A: I had plenty of good friends across the generations who helped me over hurdles, even though I wasn’t always aware of the hurdle or the help at the time. One of my dad’s ski buddies, an avid guitar player, talked my dad into buying me a guitar when I was about sixteen. He’d noticed my interest–and that nudge made a big difference. My wife passed away several years ago, and I have welcomed mentors in my children’s lives. For example, my son is very athletic and drawn to like-minded adults. One standout is his long-time soccer coach — a model of leadership, hard work, and fair play. My daughters, too, have found mentors outside the family. My younger daughter is close to her piano teacher. These mentors fill a role that I can’t. It seems to happen instinctively and intuitively. For all this help, I’m infinitely and forever grateful beyond words. I’m sure some of this respect for strong mentors crept into Adios, Nirvana. I hope so, anyway.

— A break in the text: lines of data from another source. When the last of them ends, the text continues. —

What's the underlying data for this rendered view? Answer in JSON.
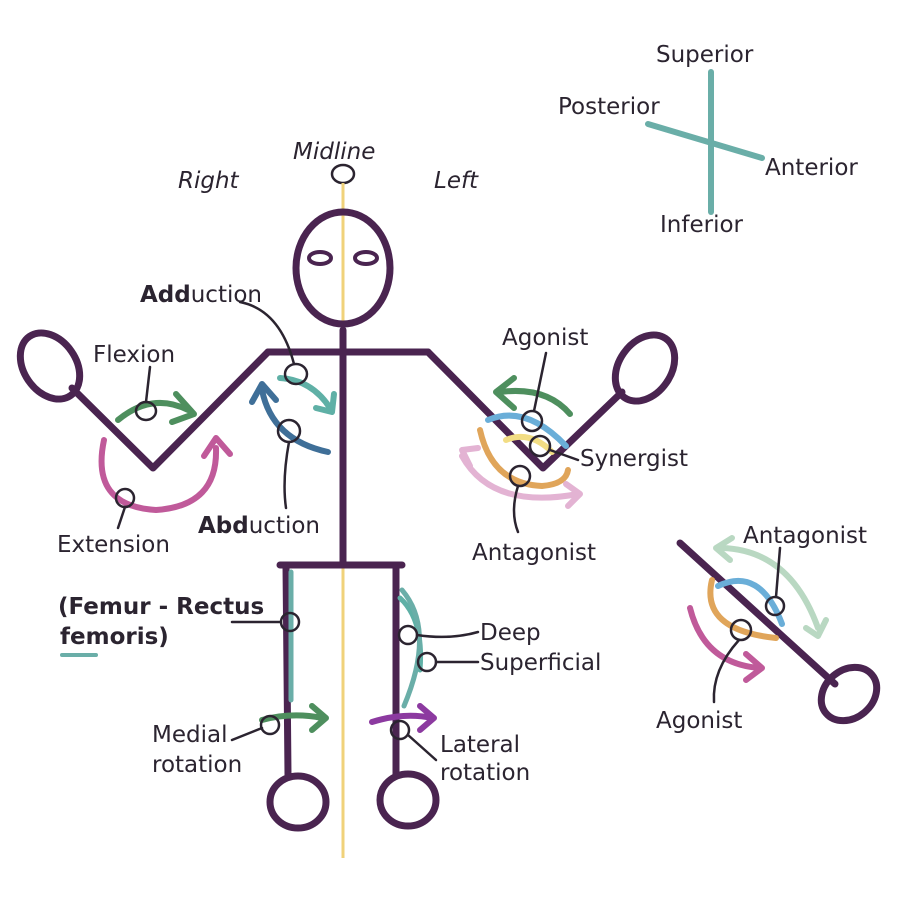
{
  "labels": {
    "superior": "Superior",
    "posterior": "Posterior",
    "anterior": "Anterior",
    "inferior": "Inferior",
    "midline": "Midline",
    "right": "Right",
    "left": "Left",
    "adduction_bold": "Add",
    "adduction_rest": "uction",
    "flexion": "Flexion",
    "extension": "Extension",
    "abduction_bold": "Abd",
    "abduction_rest": "uction",
    "agonist_arm": "Agonist",
    "synergist": "Synergist",
    "antagonist_arm": "Antagonist",
    "femur_line1": "(Femur - Rectus",
    "femur_line2": "femoris)",
    "deep": "Deep",
    "superficial": "Superficial",
    "medial_line1": "Medial",
    "medial_line2": "rotation",
    "lateral_line1": "Lateral",
    "lateral_line2": "rotation",
    "antagonist_limb": "Antagonist",
    "agonist_limb": "Agonist"
  },
  "colors": {
    "body": "#4a2450",
    "axis": "#6aaea8",
    "midline": "#f0d27a",
    "green": "#4e8f5e",
    "teal": "#5fb0a6",
    "blue": "#3f6f98",
    "magenta": "#c05a9a",
    "light_blue": "#6aaed8",
    "yellow": "#f2dd84",
    "orange": "#e0a55a",
    "pink": "#e3b3d3",
    "sage": "#b9d8c2",
    "purple": "#8c3aa0"
  }
}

Q: What advice would you give teachers and other adults who can play significant roles in the development of young adults about how to interact with and support those young people who need to create a character on stage or play an instrument or paint – or even just listen to music the way all of us need to breathe?
A: Not all kids need to have their talents trotted out before an audience. Sometimes the only audience they need is themselves. We pursue art to feed our souls. To force an unwilling kid on stage can distance that kid from the pleasure of his or her gift. So teachers and adults need to be respectful of a child’s artistic needs. If a child wants to perform–great. Encourage that. If not, that, too, is okay. Time may change their minds, but don’t shove performance at them. Let them move toward it at their own pace. To quote a prodigiously artistic friend: “It’s not about perfection; it’s about joy.”
Q: Adios, Nirvana is a novel that clearly provides hope for the future; Jonathan is going to be O.K., and he’s learned a lot about the importance of being open to what many different individuals, in many stages of life, have to teach him. How important do you think it is to have that note of hope in a novel for young adults?
A: Hope is extremely important. I choose themes that are important to me. Foremost among these are hope, healing, family, and friendship. These are themes I’d like my own children to embrace. Life can be hard and seem hopeless, so as a writer I choose to send out that “ripple of hope” on the chance it may be heard or felt, and so make a difference.
Q: What advice would you give to teens struggling to break away from parentally or peer group-imposed identities and create a sense of self?
A: All of us are great people in the making. One doesn’t have to be rich, famous, brilliant, beautiful, or an outward success to be great. One of my favorite examples from fiction is the fisherman Santiago in Hemingway’s The Old Man and the Sea. Santiago starts out poor and ends up poorer. However, in the course of the story, he tests himself to the limit. We see his strength, courage, humility, nobility, and hopeful spirit. Each time we take a step closer to who we really are we get stronger. So my thought would be, if you can’t take big steps toward your goal now, take small ones. As with all goals (including writing YA fiction), time is your friend. So to teens who are struggling, I say be patient, practice, persevere, believe in yourself. Never give up.